Sachant votre impartialité et vous remerciant de prendre en compte nos remarques, nous vous prions de croire, Madame, Messieurs les Commissaires enquêteurs, en notre plus profond respect.  
 
 
 
Pour l’ADIHR, 
 
la Présidente : F. Thuin             La Vice-Présidente : G. Labate
 
 
 

 

 Commentaire 2 (POS sur les Bas-Heurts)
 
 
                                                                      
 
Noisy le Grand, le 15 janvier 2007
 
 
 
Monsieur le Président de la Commission d’enquête
 
 
 
 
 
Objet : Mise en conformité du POS sur les Bas-Heurts
 
 
Monsieur le Président,   
 
Dans cette nouvelle zone UJ, une hauteur de façade de 18 m est inacceptable eu égard à l’environnement du quartier de la Varenne et des abords de la commune de Bry-sur-Marne, essentiellement pavillonnaires.
 
De plus, la construction de cette zone UJ formerait un écran qui viendrait s’interposer entre, d’une part, le centre d’affaires « Maille Horizon » et le centre commercial « Les Arcades » , et d’autre part, les Bords de Marne.
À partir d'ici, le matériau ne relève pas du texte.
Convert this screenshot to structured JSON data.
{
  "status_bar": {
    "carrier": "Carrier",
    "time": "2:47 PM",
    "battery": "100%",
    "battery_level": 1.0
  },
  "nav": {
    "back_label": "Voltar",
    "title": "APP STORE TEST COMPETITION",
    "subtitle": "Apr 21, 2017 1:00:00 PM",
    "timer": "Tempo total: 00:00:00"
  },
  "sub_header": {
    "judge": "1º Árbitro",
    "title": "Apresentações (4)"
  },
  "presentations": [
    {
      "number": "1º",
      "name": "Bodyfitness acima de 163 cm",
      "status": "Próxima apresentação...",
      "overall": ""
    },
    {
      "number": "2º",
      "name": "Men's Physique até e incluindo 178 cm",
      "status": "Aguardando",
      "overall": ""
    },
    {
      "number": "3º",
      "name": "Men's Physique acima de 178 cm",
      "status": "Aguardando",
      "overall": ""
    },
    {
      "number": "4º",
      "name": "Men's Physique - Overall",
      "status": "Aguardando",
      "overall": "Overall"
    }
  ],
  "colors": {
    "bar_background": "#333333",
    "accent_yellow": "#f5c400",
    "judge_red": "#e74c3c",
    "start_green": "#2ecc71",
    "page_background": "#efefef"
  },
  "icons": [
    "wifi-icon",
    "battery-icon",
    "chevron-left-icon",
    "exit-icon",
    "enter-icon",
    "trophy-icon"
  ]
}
Cette profondeur de vue des centres d’affaires et commerciaux vers la Marne est indispensable et doit être respectée. Ceci serait contraire aux principes très souvent analysés et retenus dans le futur PLU. Ce barrage architectural briserait la déclivité urbanistique douce qui doit mener à la Marne.
 
Nous demandons donc une diversification et une combinaison des typologies résidentielles, du petit immeuble collectif R+2 / R+3 maximum, à la maison particulière isolée en passant par l'habitat intermédiaire, l'individuel groupé en bande ou en nappe, ou la maison jumelée,…
 
Par ailleurs, nous vous informons que la consultation du dossier d'enquête, sur le Plan Local d'Urbanisme, nous indique la création, sur ce même secteur des Bas Heurts, d'une zone UBa1, autorisant une hauteur de façade de 18 m+ 4 m maximum, soit 22 m ou R+5+ comble.
 
Comment pourra-t-on admettre une telle hétérogénéité dans les futurs documents d'urbanisme?  
 
Pour ces faits et en l’espèce, nous donnons un avis négatif à la modification du POS sur la zone des Bas-Heurts.